CONTINENTAL MARGIN

DEFINITION AND GENERAL CATEGORIES

The continental margin includes those provinces of the continents and of the oceans which are associated with the boundary between these two first-order features of the earth.

General categories.—In most areas three parallel categories of provinces can be distinguished in the continental margin (Fig. 10). The relatively flat portions of the submerged continental platform constitute category I. These provinces are: continental shelf, epicontinental marginal seas (e. g., Gulf of Maine), and continental-margin plateaus (e. g., Blake Plateau). The provinces of category II include the continental slope, marginal escarpments (e. g., Blake Escarpment), and the landward slopes of trenches. These provinces mark the edge of the continental block. Category III includes the continental rise, marginal trench-outer ridge, and marginal basin-outer ridge complexes.

Figure 10.—Three categories of continental-margin provinces

Category I provinces lie on the continental block, Category II provinces form the side of the continental block, and Category III provinces are the upturned or depressed margins of the oceanic depression.

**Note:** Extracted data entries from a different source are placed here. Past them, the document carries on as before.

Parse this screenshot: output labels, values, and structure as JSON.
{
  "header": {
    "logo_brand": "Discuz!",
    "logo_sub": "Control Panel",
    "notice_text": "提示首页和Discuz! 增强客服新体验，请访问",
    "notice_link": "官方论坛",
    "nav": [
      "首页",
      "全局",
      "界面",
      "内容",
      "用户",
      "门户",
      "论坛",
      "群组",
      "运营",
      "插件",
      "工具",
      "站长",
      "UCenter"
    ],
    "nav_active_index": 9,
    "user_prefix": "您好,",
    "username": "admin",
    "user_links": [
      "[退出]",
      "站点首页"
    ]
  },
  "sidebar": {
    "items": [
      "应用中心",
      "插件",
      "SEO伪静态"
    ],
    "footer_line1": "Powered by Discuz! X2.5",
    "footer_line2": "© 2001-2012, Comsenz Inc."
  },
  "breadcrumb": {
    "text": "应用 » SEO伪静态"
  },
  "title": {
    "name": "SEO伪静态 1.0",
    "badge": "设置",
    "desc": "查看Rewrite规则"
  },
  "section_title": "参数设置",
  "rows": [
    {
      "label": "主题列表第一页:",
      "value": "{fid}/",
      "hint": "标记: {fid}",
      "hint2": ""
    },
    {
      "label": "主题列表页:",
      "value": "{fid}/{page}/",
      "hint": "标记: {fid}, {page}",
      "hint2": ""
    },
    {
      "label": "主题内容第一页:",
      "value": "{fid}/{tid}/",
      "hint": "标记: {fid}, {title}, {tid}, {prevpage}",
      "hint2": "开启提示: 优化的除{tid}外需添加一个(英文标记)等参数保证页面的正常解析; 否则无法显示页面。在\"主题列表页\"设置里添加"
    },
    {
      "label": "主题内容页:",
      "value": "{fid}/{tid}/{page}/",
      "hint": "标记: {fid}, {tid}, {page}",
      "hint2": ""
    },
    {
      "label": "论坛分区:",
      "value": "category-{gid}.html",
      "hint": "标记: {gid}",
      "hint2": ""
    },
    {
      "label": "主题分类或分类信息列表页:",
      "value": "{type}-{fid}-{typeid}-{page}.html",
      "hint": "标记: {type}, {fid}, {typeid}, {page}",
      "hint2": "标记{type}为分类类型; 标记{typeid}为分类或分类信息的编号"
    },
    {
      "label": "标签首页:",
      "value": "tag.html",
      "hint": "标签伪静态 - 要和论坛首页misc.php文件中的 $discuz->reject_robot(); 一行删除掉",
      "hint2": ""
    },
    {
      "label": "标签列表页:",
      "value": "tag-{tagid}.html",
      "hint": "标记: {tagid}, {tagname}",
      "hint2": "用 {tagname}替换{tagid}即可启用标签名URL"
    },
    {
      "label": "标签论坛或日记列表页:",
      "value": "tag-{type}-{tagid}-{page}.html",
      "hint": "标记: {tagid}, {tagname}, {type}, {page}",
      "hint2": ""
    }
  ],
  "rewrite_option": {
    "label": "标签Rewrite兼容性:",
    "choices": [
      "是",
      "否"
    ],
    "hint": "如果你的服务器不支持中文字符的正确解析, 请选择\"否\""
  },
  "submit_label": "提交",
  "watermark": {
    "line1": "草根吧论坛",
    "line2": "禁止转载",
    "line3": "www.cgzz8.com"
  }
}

The most common type of continental margin is made up of continental shelf (I), continental slope (II), and continental rise (III). (Fig. 10, Sahara and New York). In areas where the continental rise is well developed it is composed of two parts, the upper and the lower continental rise (Fig. 15). In some areas the lower continental rise is replaced by an outer ridge, and the upper continental rise is replaced by a marginal basin or marginal trench. These two latter types are illustrated in Figure 10 by profiles marked Blake Plateau and Puerto Rico respectively. Seamounts and islands occur in all the continental-margin provinces.